Serving the campus of the University of Alabama since 1894

The Crimson White


Serving the campus of the University of Alabama since 1894

The Crimson White

Serving the campus of the University of Alabama since 1894

The Crimson White

The time for raising children by using corporal punishment has passed

Walk into the average sixth grade classroom in Alabama, ask for a show of hands of who has been spanked by their parents at least once, and chances are a good deal of hands will come up. 

While the practice could be said to have declined somewhat in the last few decades, polls have shown that around 61 percent of parents of children ages three to four have said spanking is an acceptable form of punishment for young children in certain instances. In the South especially, it wouldn’t be a stretch to say that spanking is almost an expected part of parenting and of childhood. Our parents were spanked by their parents, who were spanked by theirs, who were spanked by theirs. And really, the saying often goes, we “had it easy, because when I was your age, my grandmother made me cut down my own switch and count them out.” Now, for those of you perhaps unfamiliar with the colloquialism, a “switch” is really just a thin tree branch stripped of its leaves and stems. It’s clear that when it comes to spanking, for most people down here (and throughout the country), it’s no big deal.

At the end of what turned into a banner week for the NFL, Adrian Peterson, the league’s best running back, was indicted for reckless or negligent injury to a child. The indictment stemmed from allegations of child abuse after Peterson struck his son repeatedly with a switch.  Peterson’s lawyer released a statement saying that he was doing nothing more than disciplining his misbehaving son in the same way Peterson himself had been disciplined “growing up in east Texas.” Peterson “disciplined” his son so thoroughly that the child had visible lacerations and bruises on his back, thighs and buttocks even a week later. Two separate doctors agreed that the effects of Peterson’s disciplining constituted child abuse.

Even among proponents of physical discipline, I think most people would agree that Peterson’s spanking of his son went way, way too far. This brings up the question, though – when it comes to a parent disciplining their children, just how far is too far? It’s gone too far as soon as you put a hand on the child. Or a switch, or a paddle, or a belt. When you, as an adult in the position of power, make the decision to cause physical pain to your defenseless child, discipline runs the risk of becoming more than just discipline.

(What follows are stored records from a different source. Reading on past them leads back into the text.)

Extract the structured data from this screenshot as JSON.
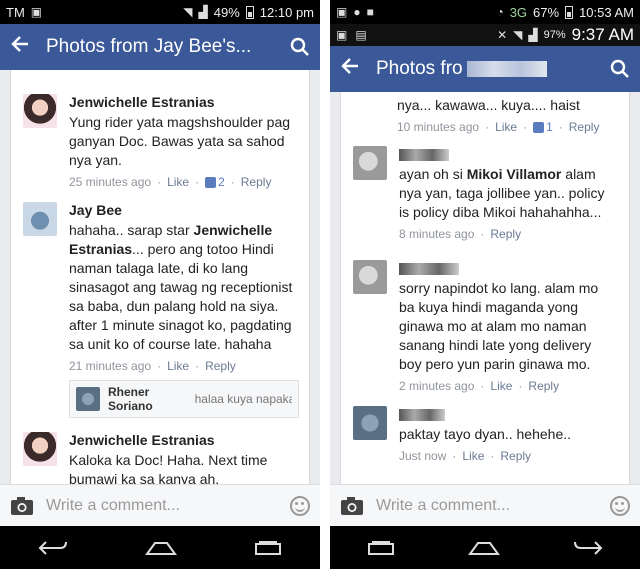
{
  "left": {
    "status": {
      "carrier": "TM",
      "battery": "49%",
      "time": "12:10 pm"
    },
    "appbar": {
      "title": "Photos from Jay Bee's..."
    },
    "comments": [
      {
        "author": "Jenwichelle Estranias",
        "text": "Yung rider yata magshshoulder pag ganyan Doc. Bawas yata sa sahod nya yan.",
        "time": "25 minutes ago",
        "like": "Like",
        "likes": "2",
        "reply": "Reply"
      },
      {
        "author": "Jay Bee",
        "text_a": "hahaha.. sarap star ",
        "mention": "Jenwichelle Estranias",
        "text_b": "... pero ang totoo Hindi naman talaga late, di ko lang sinasagot ang tawag ng receptionist sa baba, dun palang hold na siya. after 1 minute sinagot ko, pagdating sa unit ko of course late. hahaha",
        "time": "21 minutes ago",
        "like": "Like",
        "reply": "Reply",
        "sub_reply": {
          "author": "Rhener Soriano",
          "text": "halaa kuya napaka..."
        }
      },
      {
        "author": "Jenwichelle Estranias",
        "text": "Kaloka ka Doc! Haha. Next time bumawi ka sa kanya ah,"
      }
    ],
    "composer": {
      "placeholder": "Write a comment..."
    }
  },
  "right": {
    "status": {
      "network": "3G",
      "battery": "67%",
      "time": "10:53 AM",
      "battery2": "97%",
      "time2": "9:37 AM"
    },
    "appbar": {
      "title": "Photos fro"
    },
    "comments": [
      {
        "text": "nya... kawawa... kuya.... haist",
        "time": "10 minutes ago",
        "like": "Like",
        "likes": "1",
        "reply": "Reply"
      },
      {
        "text_a": "ayan oh si ",
        "mention": "Mikoi Villamor",
        "text_b": " alam nya yan, taga jollibee yan.. policy is policy diba Mikoi hahahahha...",
        "time": "8 minutes ago",
        "reply": "Reply"
      },
      {
        "text": "sorry napindot ko lang.  alam mo ba kuya hindi maganda yong ginawa mo at alam mo naman sanang hindi late yong delivery boy pero yun parin ginawa mo.",
        "time": "2 minutes ago",
        "like": "Like",
        "reply": "Reply"
      },
      {
        "text": "paktay tayo dyan..  hehehe..",
        "time": "Just now",
        "like": "Like",
        "reply": "Reply"
      }
    ],
    "composer": {
      "placeholder": "Write a comment..."
    }
  },
  "icons": [
    "back-arrow-icon",
    "search-icon",
    "camera-icon",
    "smiley-icon",
    "nav-back-icon",
    "nav-home-icon",
    "nav-recents-icon"
  ],
  "colors": {
    "facebook_blue": "#3b5998",
    "feed_bg": "#e9ebee",
    "meta_grey": "#90949c"
  }
}
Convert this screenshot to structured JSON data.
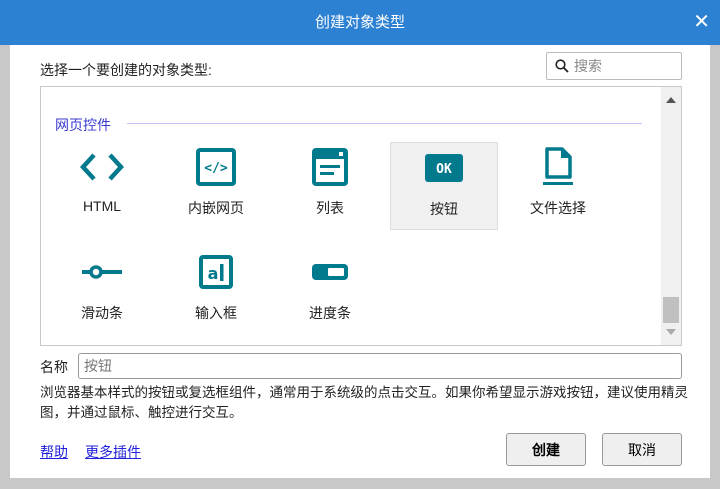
{
  "title": "创建对象类型",
  "prompt": "选择一个要创建的对象类型:",
  "search": {
    "placeholder": "搜索"
  },
  "category": "网页控件",
  "items": [
    {
      "label": "HTML",
      "icon": "html-code-icon"
    },
    {
      "label": "内嵌网页",
      "icon": "iframe-icon"
    },
    {
      "label": "列表",
      "icon": "list-icon"
    },
    {
      "label": "按钮",
      "icon": "ok-button-icon",
      "selected": true
    },
    {
      "label": "文件选择",
      "icon": "file-icon"
    },
    {
      "label": "滑动条",
      "icon": "slider-icon"
    },
    {
      "label": "输入框",
      "icon": "text-input-icon"
    },
    {
      "label": "进度条",
      "icon": "progress-bar-icon"
    }
  ],
  "name_label": "名称",
  "name_placeholder": "按钮",
  "description": "浏览器基本样式的按钮或复选框组件，通常用于系统级的点击交互。如果你希望显示游戏按钮，建议使用精灵图，并通过鼠标、触控进行交互。",
  "links": {
    "help": "帮助",
    "more_plugins": "更多插件"
  },
  "buttons": {
    "create": "创建",
    "cancel": "取消"
  },
  "accent": "#007a8c"
}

Now, I know that spanking or switching is by no means a prosecutable offense, and certainly not in Alabama, one of 19 states that still allows corporal punishment in public schools. Despite the fact that it is still legal, striking your child or anyone else’s child on any part of their body is not right, no matter the situation. While plenty of American parents, and plenty of college-aged kids, point to their own spankings as children as to how they learned respect and turned out the way they did, there is a great deal of research that suggests physical punishment really does cause psychological damage in children. A 2009 study linked regular spankings (at least once a month) with either hand, paddle or belt, to significant decreases in grey matter in the prefrontal cortex which can in turn lead to later depression, addiction and other mental health problems.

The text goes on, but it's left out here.